Ariel Sugar is not a mermaid. Or a merman. He wants that to be clear.

But tonight we're hangin with Mr. Cooper and Cody likes saying it the Disney mermaid way. Either way, Mr. Sugar has a hilariously-odd take on economics.

Bill Squire

Bill Squire is Bill Squire. Every night. He makes comedy seem very effortless. I'm pretty sure he doesn't think about which jokes he's going to do until he gets onstage most of the time. Throw in a little crowd work and his comedically-warped takes on current issues and suddenly the years of work and experience are unmistakeable. But what else would you expect from a guy that can proudly rock a dolphin earring? That's probably why his face is on a sweet t-shirt. You should buy Bill's t-shirt. Just sayin.

Josh Lawhorn

Josh Lawhorn shared some insight into the difference between junkies and meth heads. Also, if you are a homeless person selling street-fudge, he's down for some of it.

Jim Tews

In a room that was mostly full, the entire front table sat empty. This was the table for Jim Tews' family and friends. Or so he would have us believe.

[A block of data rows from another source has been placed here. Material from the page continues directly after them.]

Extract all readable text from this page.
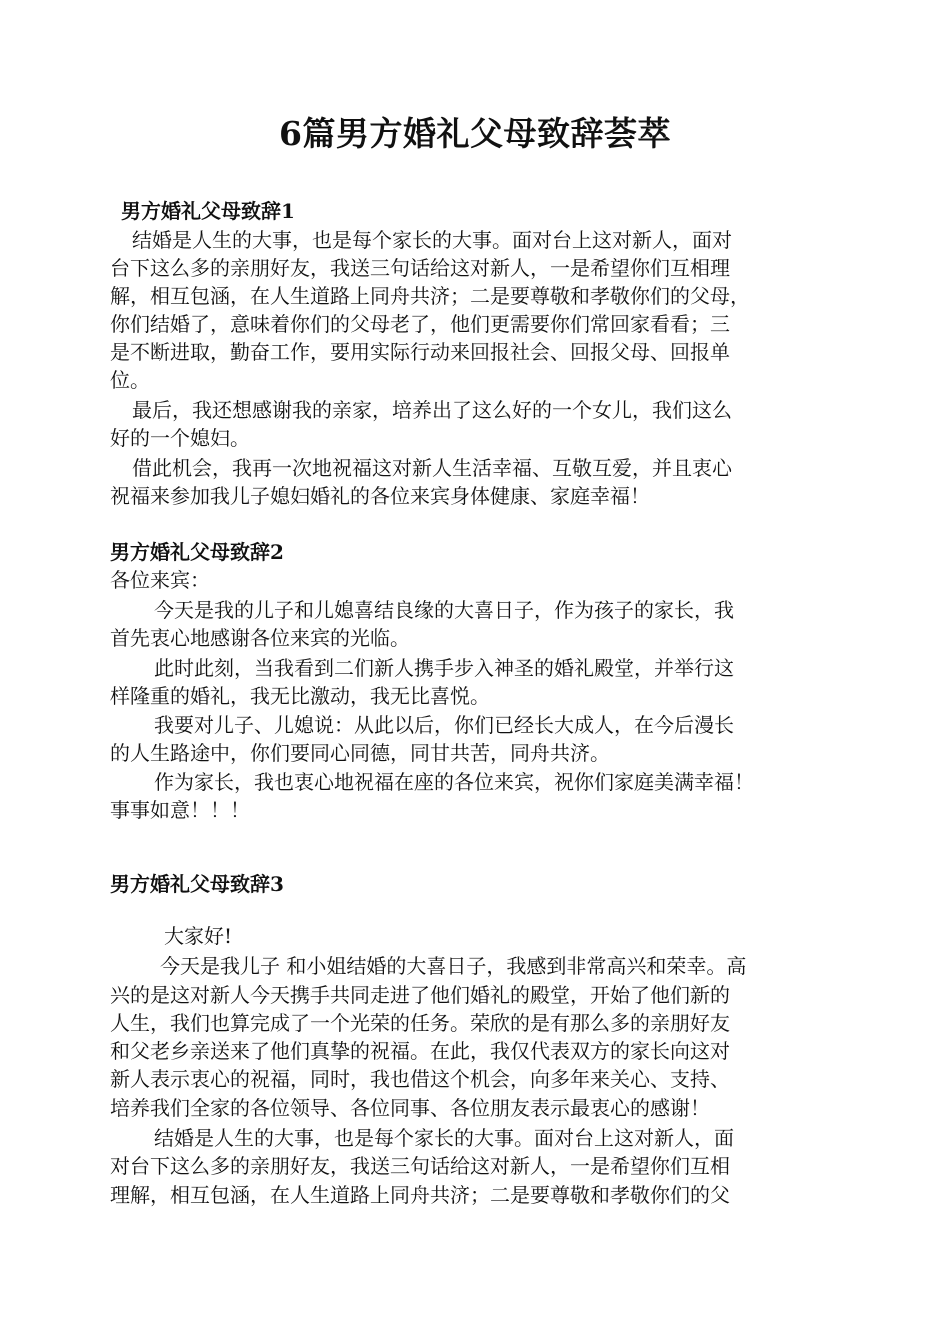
6篇男方婚礼父母致辞荟萃
男方婚礼父母致辞1
结婚是人生的大事，也是每个家长的大事。面对台上这对新人，面对
台下这么多的亲朋好友，我送三句话给这对新人，一是希望你们互相理
解，相互包涵，在人生道路上同舟共济；二是要尊敬和孝敬你们的父母，
你们结婚了，意味着你们的父母老了，他们更需要你们常回家看看；三
是不断进取，勤奋工作，要用实际行动来回报社会、回报父母、回报单
位。
最后，我还想感谢我的亲家，培养出了这么好的一个女儿，我们这么
好的一个媳妇。
借此机会，我再一次地祝福这对新人生活幸福、互敬互爱，并且衷心
祝福来参加我儿子媳妇婚礼的各位来宾身体健康、家庭幸福！
男方婚礼父母致辞2
各位来宾：
今天是我的儿子和儿媳喜结良缘的大喜日子，作为孩子的家长，我
首先衷心地感谢各位来宾的光临。
此时此刻，当我看到二们新人携手步入神圣的婚礼殿堂，并举行这
样隆重的婚礼，我无比激动，我无比喜悦。
我要对儿子、儿媳说：从此以后，你们已经长大成人，在今后漫长
的人生路途中，你们要同心同德，同甘共苦，同舟共济。
作为家长，我也衷心地祝福在座的各位来宾，祝你们家庭美满幸福！
事事如意！！！
男方婚礼父母致辞3
大家好!
今天是我儿子 和小姐结婚的大喜日子，我感到非常高兴和荣幸。高
兴的是这对新人今天携手共同走进了他们婚礼的殿堂，开始了他们新的
人生，我们也算完成了一个光荣的任务。荣欣的是有那么多的亲朋好友
和父老乡亲送来了他们真挚的祝福。在此，我仅代表双方的家长向这对
新人表示衷心的祝福，同时，我也借这个机会，向多年来关心、支持、
培养我们全家的各位领导、各位同事、各位朋友表示最衷心的感谢！
结婚是人生的大事，也是每个家长的大事。面对台上这对新人，面
对台下这么多的亲朋好友，我送三句话给这对新人，一是希望你们互相
理解，相互包涵，在人生道路上同舟共济；二是要尊敬和孝敬你们的父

In actuality, it was just a quick laugh to begin. Which was an appropriate tone for him to set. He was funny at the beginning, middle and end of his short set, without variance. There's no reason to believe his longer sets wouldn't be equally potent. Yep. I said it. Jim Tews is potent.

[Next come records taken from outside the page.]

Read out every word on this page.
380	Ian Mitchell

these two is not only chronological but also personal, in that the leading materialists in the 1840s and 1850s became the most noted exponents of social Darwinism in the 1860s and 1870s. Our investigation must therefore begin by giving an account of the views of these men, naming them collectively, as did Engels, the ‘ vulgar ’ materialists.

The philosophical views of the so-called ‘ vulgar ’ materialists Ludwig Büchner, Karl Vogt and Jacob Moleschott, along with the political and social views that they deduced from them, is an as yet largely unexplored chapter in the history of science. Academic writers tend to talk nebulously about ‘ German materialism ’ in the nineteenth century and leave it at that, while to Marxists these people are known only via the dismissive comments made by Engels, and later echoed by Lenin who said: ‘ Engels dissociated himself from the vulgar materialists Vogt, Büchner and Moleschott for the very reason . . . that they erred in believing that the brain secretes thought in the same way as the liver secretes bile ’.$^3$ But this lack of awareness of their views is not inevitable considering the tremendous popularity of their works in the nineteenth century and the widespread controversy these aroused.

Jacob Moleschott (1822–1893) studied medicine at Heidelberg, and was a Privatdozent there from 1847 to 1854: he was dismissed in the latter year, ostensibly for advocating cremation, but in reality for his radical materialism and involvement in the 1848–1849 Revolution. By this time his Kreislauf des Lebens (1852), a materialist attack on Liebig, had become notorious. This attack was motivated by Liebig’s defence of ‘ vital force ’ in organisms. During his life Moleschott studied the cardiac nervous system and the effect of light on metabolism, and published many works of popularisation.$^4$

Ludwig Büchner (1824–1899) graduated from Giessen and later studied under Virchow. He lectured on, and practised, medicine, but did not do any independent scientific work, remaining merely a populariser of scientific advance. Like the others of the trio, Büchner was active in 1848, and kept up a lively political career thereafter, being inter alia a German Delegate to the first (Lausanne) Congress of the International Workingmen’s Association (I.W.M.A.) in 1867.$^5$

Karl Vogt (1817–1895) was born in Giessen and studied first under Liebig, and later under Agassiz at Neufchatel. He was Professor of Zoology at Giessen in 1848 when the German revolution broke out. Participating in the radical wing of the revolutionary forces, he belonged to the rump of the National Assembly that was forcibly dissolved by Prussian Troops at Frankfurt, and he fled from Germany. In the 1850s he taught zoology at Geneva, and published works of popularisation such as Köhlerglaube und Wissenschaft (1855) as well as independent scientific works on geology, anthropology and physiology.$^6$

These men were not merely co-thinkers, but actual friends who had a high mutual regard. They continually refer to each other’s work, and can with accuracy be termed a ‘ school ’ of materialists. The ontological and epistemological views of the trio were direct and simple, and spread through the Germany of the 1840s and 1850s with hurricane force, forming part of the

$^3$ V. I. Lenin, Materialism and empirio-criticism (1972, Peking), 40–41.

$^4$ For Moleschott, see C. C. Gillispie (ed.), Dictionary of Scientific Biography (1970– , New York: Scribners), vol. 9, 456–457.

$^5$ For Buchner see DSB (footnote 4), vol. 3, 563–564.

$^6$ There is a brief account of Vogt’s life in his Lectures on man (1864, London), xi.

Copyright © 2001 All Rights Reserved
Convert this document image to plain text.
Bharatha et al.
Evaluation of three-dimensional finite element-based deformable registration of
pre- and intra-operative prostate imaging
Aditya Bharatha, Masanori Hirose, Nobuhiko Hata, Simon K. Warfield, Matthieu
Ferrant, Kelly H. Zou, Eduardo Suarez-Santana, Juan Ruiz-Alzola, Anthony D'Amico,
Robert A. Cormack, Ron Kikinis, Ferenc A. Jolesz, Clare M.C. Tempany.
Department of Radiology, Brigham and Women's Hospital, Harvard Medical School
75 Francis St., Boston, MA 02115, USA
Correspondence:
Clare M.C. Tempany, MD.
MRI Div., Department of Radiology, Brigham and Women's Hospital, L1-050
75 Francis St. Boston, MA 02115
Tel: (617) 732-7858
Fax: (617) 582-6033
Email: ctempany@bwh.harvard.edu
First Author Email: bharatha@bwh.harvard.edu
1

Ben Moore stopped by! Look him up online. He's funny. He made me rethink my stance on old lady handjobs. He prefers sex over violence but either way, maybe don't smell his knuckles. But please DO go see him March 26th at Hilarities.

The main event:

Logan Rishaw came out raw and swinging and after his first salvo, Cody voiced his disappointment. Or he just doesn't like gingers. No way to know. Dave fired right back but Logan took the cancer round. And the incest round. We're concerned about Logan!

Dave took two rounds to tie things up.

Then, in a comeback that can only be described as nothing like the Cavs, Dave Morales defied the odds that didn't exist to become the champion and win absolutely nothing. And nothing never tasted so sweet!!! Logan Rishaw was inconsolable. He refused to comment on the loss other than to utter "I'm Hilary now" over and over as he sobbed.

If you want something cool to talk about at work the next day, go to these Thursday night shows!